3. Bien choisir ses légumes.
Tous les légumes, et même les fruits, peuvent être lactofermentés tant qu’ils sont comestibles crus. Bien sûr, les fruits prendront un goût salé après fermentation. Éviter la tomate, les patates, les racines, l’ail qui peut faire exploser le bocal avec la pression, car les températures élevées chez nous accélèrent la fermentation. Aussi, l’oignon qui prend un aspect pourri en fermentant. Et le sel absorbe la couleur des feuillages qui deviennent translucides.
4. Pas d’oxygène !
Rincer les légumes puis les découper en dés ou en bâtonnets. Disposer les aliments dans les bocaux en tassant au maximum ! Éviter le plus possible le passage d’air qui pourrait entraîner le développement de toxines et bactéries. Le sel et l’absence d’oxygène ralentissent la dégradation des aliments. Une fois le bocal complètement rempli, arroser de saumure jusqu’à recouvrir complètement les aliments. Les légumes doivent toujours être immergés dans la saumure.
5. Bien surveiller la fermentation pendant 3 jours.

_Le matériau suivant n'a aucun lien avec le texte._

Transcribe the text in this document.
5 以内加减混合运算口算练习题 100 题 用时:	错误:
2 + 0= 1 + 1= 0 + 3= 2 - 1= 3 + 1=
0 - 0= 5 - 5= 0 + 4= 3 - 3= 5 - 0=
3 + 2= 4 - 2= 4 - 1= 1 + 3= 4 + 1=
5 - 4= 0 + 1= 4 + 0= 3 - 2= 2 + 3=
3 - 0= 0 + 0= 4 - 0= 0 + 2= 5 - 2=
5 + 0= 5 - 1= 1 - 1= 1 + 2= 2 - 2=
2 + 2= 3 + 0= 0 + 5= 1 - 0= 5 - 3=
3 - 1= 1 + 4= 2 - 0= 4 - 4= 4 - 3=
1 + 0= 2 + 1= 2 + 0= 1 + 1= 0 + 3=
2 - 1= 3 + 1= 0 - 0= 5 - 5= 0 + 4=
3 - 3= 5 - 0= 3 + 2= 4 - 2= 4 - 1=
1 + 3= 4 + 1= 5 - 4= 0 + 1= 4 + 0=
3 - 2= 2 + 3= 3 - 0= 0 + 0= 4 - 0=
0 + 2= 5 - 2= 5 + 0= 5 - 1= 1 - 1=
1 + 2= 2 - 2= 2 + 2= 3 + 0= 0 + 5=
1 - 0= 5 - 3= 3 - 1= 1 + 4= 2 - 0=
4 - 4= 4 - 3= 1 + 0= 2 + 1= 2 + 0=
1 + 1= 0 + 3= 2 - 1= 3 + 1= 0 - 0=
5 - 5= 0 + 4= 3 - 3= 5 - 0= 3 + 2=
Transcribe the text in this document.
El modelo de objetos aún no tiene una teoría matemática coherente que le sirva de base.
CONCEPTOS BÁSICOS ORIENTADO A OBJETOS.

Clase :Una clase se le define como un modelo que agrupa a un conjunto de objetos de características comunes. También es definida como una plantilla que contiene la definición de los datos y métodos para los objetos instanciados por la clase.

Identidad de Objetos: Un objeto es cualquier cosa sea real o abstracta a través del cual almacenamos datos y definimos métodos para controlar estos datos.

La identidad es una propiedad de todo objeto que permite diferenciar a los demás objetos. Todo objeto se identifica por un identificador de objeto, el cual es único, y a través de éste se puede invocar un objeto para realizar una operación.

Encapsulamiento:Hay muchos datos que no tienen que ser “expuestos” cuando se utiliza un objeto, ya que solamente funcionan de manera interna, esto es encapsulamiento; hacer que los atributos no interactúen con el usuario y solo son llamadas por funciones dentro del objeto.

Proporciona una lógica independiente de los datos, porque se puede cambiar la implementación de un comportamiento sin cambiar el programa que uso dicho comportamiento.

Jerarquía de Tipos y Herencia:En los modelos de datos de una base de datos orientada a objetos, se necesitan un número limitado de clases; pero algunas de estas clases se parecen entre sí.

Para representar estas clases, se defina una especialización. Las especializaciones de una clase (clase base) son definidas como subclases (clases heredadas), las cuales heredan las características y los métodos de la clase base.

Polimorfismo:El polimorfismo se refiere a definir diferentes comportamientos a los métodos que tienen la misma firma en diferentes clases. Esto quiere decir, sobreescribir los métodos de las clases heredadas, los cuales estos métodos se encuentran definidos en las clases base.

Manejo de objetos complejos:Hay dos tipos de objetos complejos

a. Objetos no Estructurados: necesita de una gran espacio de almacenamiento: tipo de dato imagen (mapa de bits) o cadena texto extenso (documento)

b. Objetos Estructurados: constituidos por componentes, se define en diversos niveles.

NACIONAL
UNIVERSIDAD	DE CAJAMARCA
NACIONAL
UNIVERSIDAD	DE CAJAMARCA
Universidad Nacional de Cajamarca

– Fermer les bocaux et les retourner durant 4 h, posés sur une assiette creuse. Cette première étape permet simplement d’imbiber et de stériliser le couvercle avec la saumure afin qu’il ne développe aucune bactérie.
– Ensuite, remettre les bocaux à l’endroit et les disposer toute la nuit sur le comptoir de cuisine, couvercles posés, mais pas fermés, afin d’éviter le risque d’explosion.
– Le lendemain, le bocal « parle » : il peut déborder, mousser, écumer, car les enzymes ont déjà commencé à travailler. Il faudra ajouter de la saumure pour remettre à niveau ce qui aura déjà été absorbé.
– Observer durant 3 jours, car de la pression se développe dans le bocal. Une fois la magie de la lactofermentation terminée, fermer les bocaux et les conserver normalement jusqu’à 6 ans !
Comment savoir si ma fermentation est réussie ?
Le goût doit être acidulé, parfois pétillant, l’odeur légèrement vinaigrée, la saumure peut être trouble. En revanche, une lactofermentation ratée est reconnaissable à la présence de moisissures vertes, blanches, roses ou bleues à la surface et une odeur de pourriture marquée.
Astuce
Lorsque vous aurez consommé vos légumes, récupérez le liquide pour faire une vinaigrette.
* Yvelle Athalys-Neel privilégie l’association des cultures et des méthodes traditionnelles de mise en jachère depuis près de 20 ans. Elle lutte pour la sauvegarde de semences locales variées et organise régulièrement des ateliers sur l’alimentation « locavore ».